Another Word For It Patrick Durusau on Topic Maps and Semantic Diversity

September 10, 2013

How To Capitalize on Clickstream data with Hadoop

Filed under: Hadoop,Marketing — Patrick Durusau @ 10:17 am

How To Capitalize on Clickstream data with Hadoop by Cheryle Custer.

From the post:

In the last 60 seconds there were 1,300 new mobile users and there were 100,000 new tweets. As you contemplate what happens in an internet minute Amazon brought in $83,000 worth of sales. What would be the impact of you being able to identify:

  • What is the most efficient path for a site visitor to research a product, and then buy it?
  • What products do visitors tend to buy together, and what are they most likely to buy in the future?
  • Where should I spend resources on fixing or enhancing the user experience on my website?

In the Hortonworks Sandbox, you can run a simulation of website Clickstream behavior to see where users are located and what they are doing on the website. This tutorial provides a dataset of a fictitious website and the behavior of the visitors on the site over a 5 day period. This is a 4 million line dataset that is easily ingested into the single node cluster of the Sandbox via HCatalog.

The first paragraph is what I would call an Economist lead-in. It captures your attention:

…60 seconds…1300 new mobile users …100,000 new tweets. …minute…Amazon…$83,000…sales.

If the Economist is your regular fare, your pulse rate went up at “1300 new mobile users” and by the minute/$83,000 you started to tingle. 😉

How to translate that for semantic technologies in general and topic maps in particular?

Remember The Monstrous Cost of Work Failure graphic?

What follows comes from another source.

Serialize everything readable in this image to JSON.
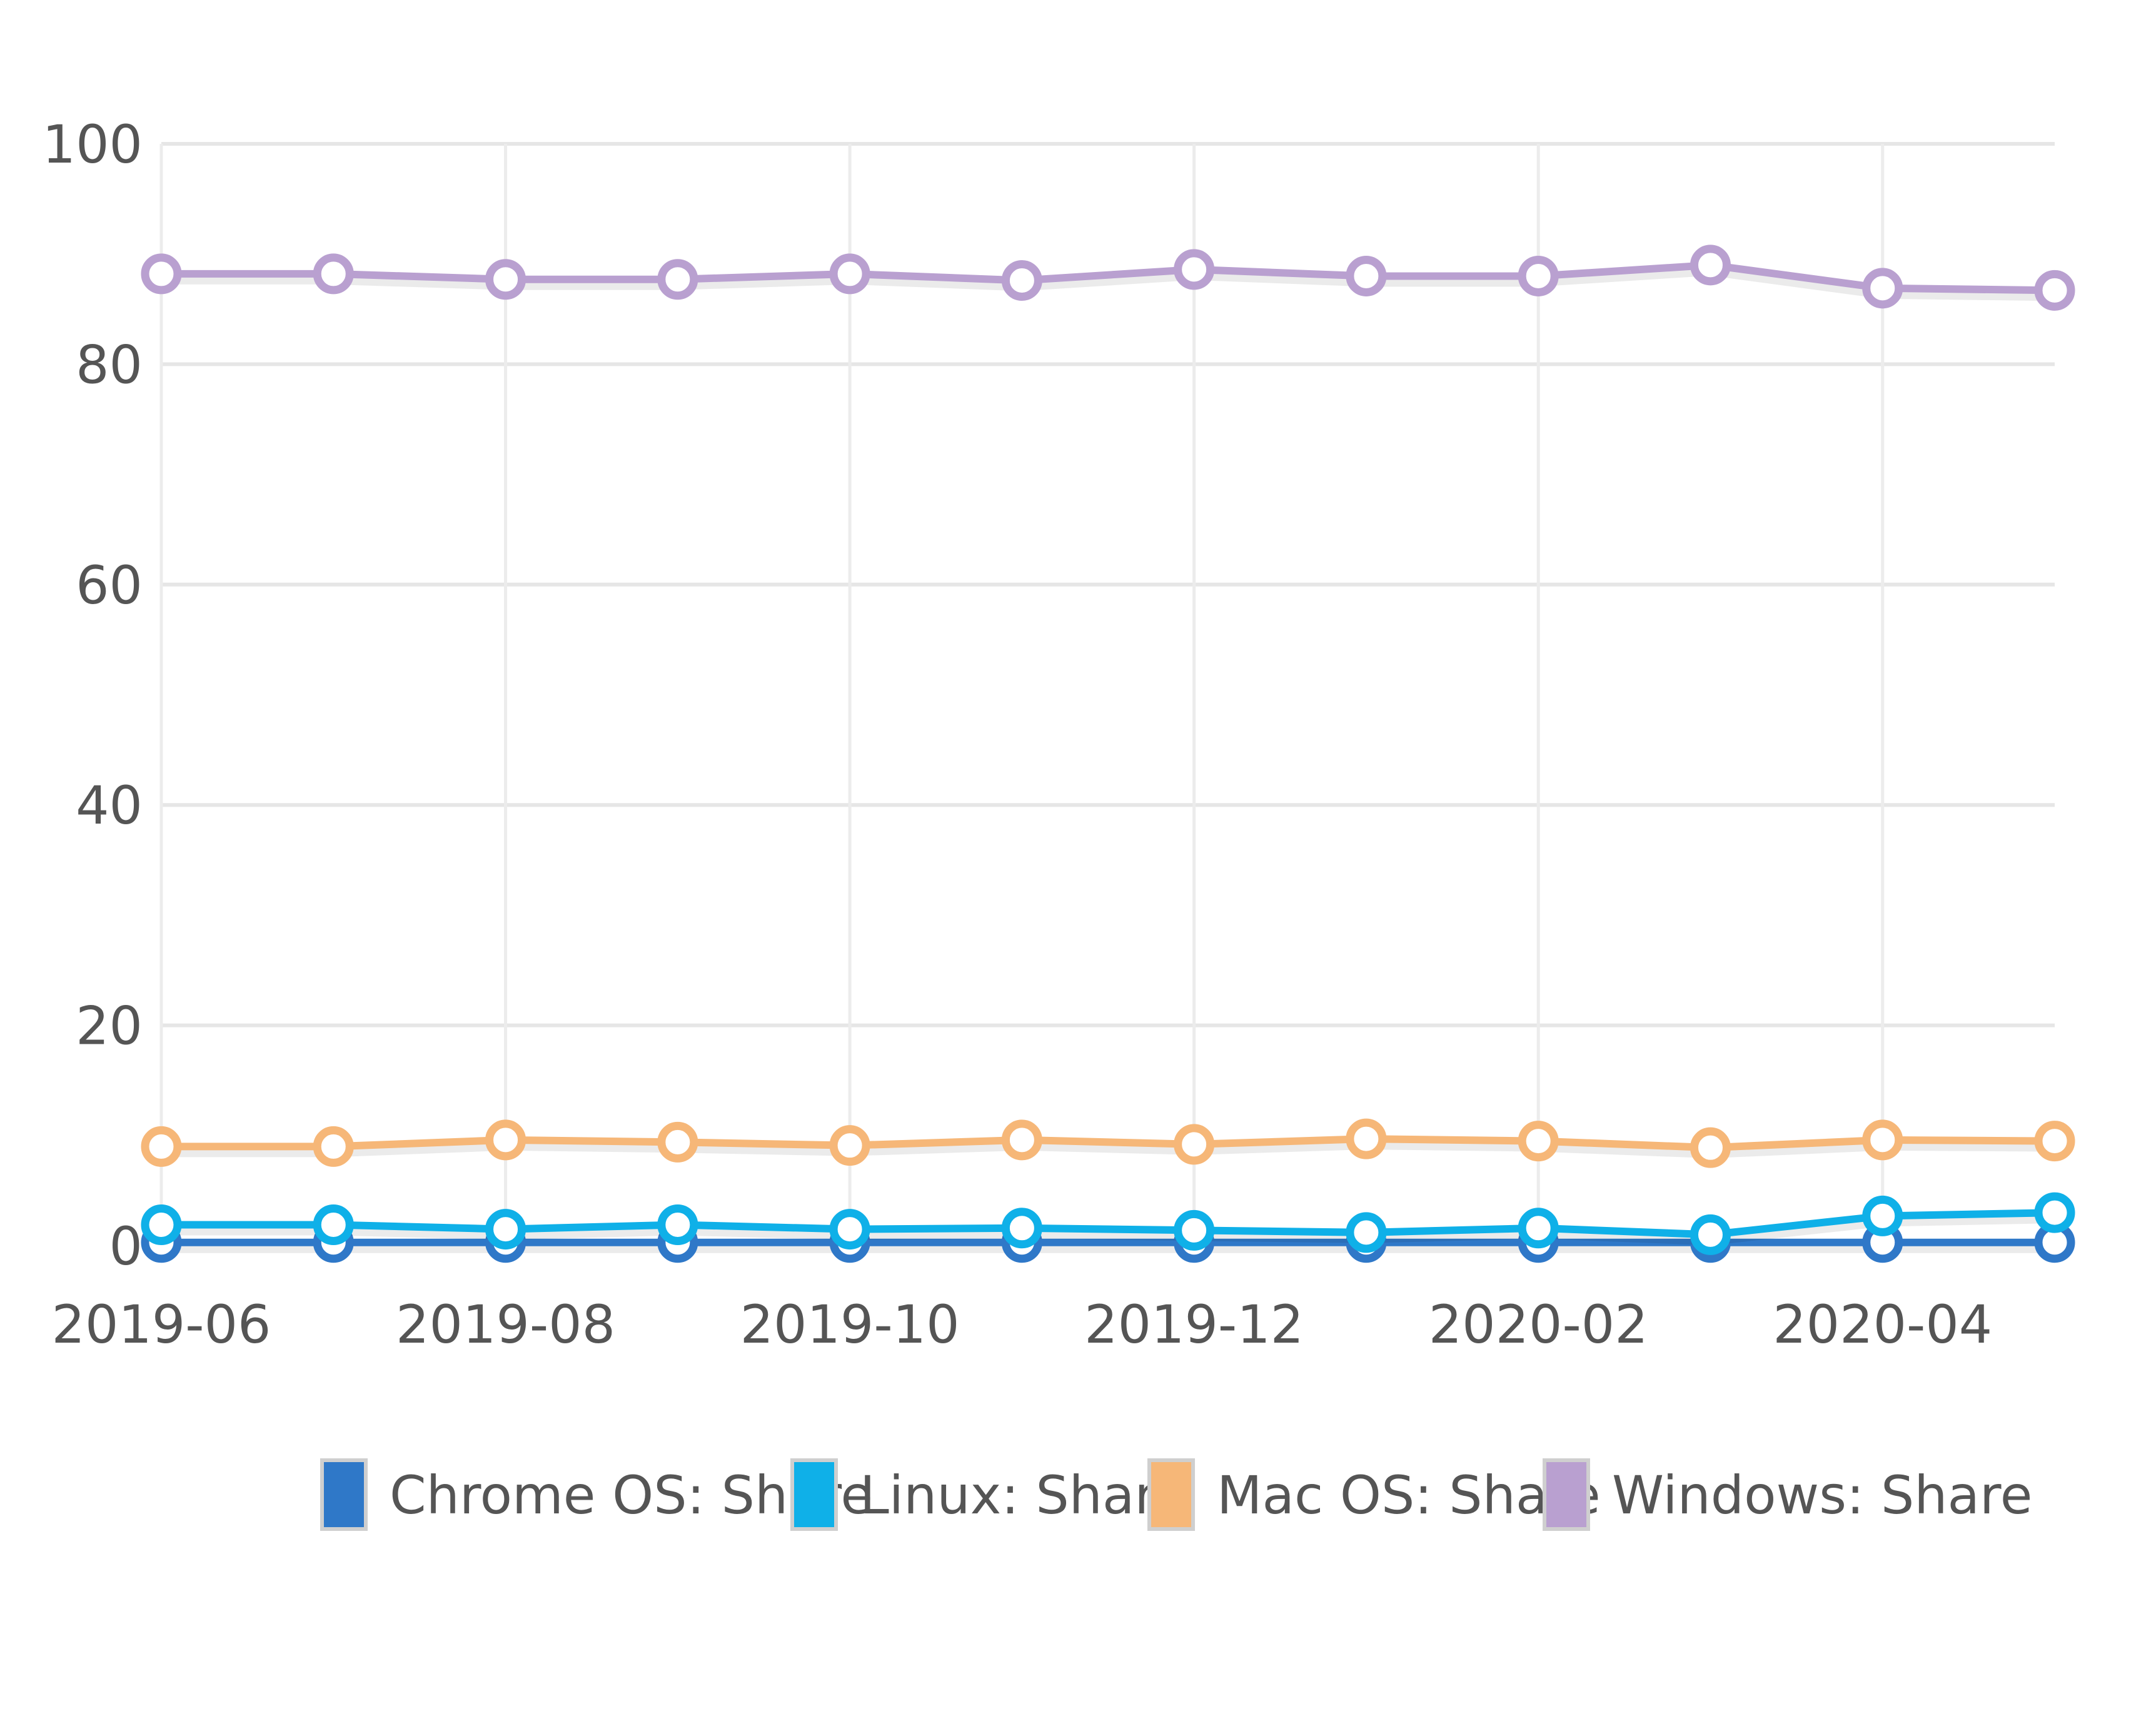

Where we read that 58% of employees spend one-half of a workday “filing, deleting, or sorting information.”

Just to simplify the numbers, one-quarter (1/4) of your total workforce hours are spent on “filing, deleting, or sorting information.”

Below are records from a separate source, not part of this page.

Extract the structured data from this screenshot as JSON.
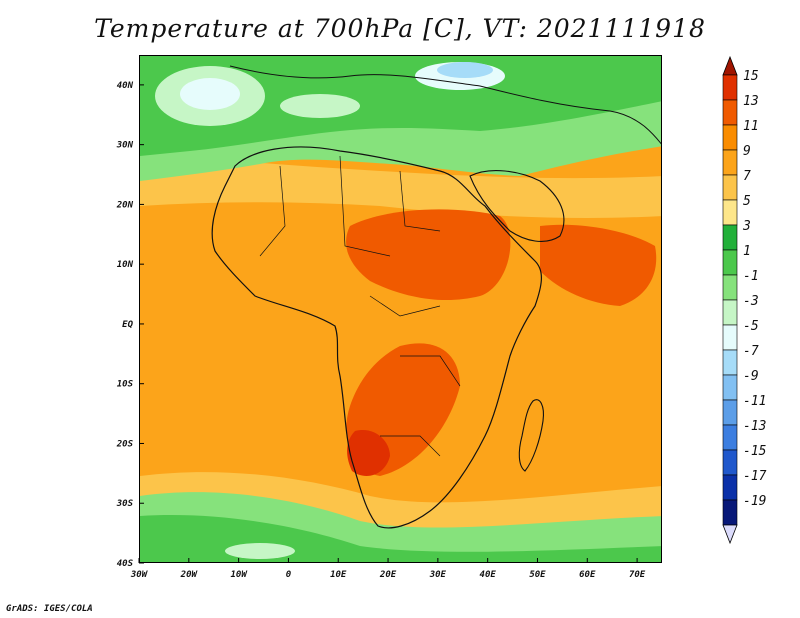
{
  "title": "Temperature at 700hPa [C], VT: 2021111918",
  "footer": "GrADS: IGES/COLA",
  "map": {
    "lon_range": [
      -30,
      75
    ],
    "lat_range": [
      -40,
      45
    ],
    "x_ticks": [
      "30W",
      "20W",
      "10W",
      "0",
      "10E",
      "20E",
      "30E",
      "40E",
      "50E",
      "60E",
      "70E"
    ],
    "y_ticks": [
      "40N",
      "30N",
      "20N",
      "10N",
      "EQ",
      "10S",
      "20S",
      "30S",
      "40S"
    ]
  },
  "colorbar": {
    "levels": [
      "15",
      "13",
      "11",
      "9",
      "7",
      "5",
      "3",
      "1",
      "-1",
      "-3",
      "-5",
      "-7",
      "-9",
      "-11",
      "-13",
      "-15",
      "-17",
      "-19"
    ],
    "colors": [
      "#a01400",
      "#e03000",
      "#f05a00",
      "#fa8c00",
      "#fca41a",
      "#fcc44a",
      "#fde68a",
      "#22b03a",
      "#4cc84c",
      "#86e27c",
      "#c6f6c6",
      "#e6fcfc",
      "#a6dcf8",
      "#82c0f2",
      "#5c9ee8",
      "#3c7ee0",
      "#2058cc",
      "#0a30a8",
      "#081878"
    ],
    "top_arrow_color": "#a01400",
    "bottom_arrow_color": "#dcdcfc"
  }
}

Divide your current payroll figure by four (4).

Does that result get your attention?

If not, call emergency services. You are dead or having a medical crisis.

Use that payroll division as:

A positive, topic maps can help you recapture some of that 1/4 of your payroll, or

A negative, topic maps can help you stem the bleeding from non-productive activity,

depending on which will be more effective with a particular client.

BTW, do read Cheryle’s post.

Hadoop’s capabilities are more limited by your imagination than any theoretical CS limit.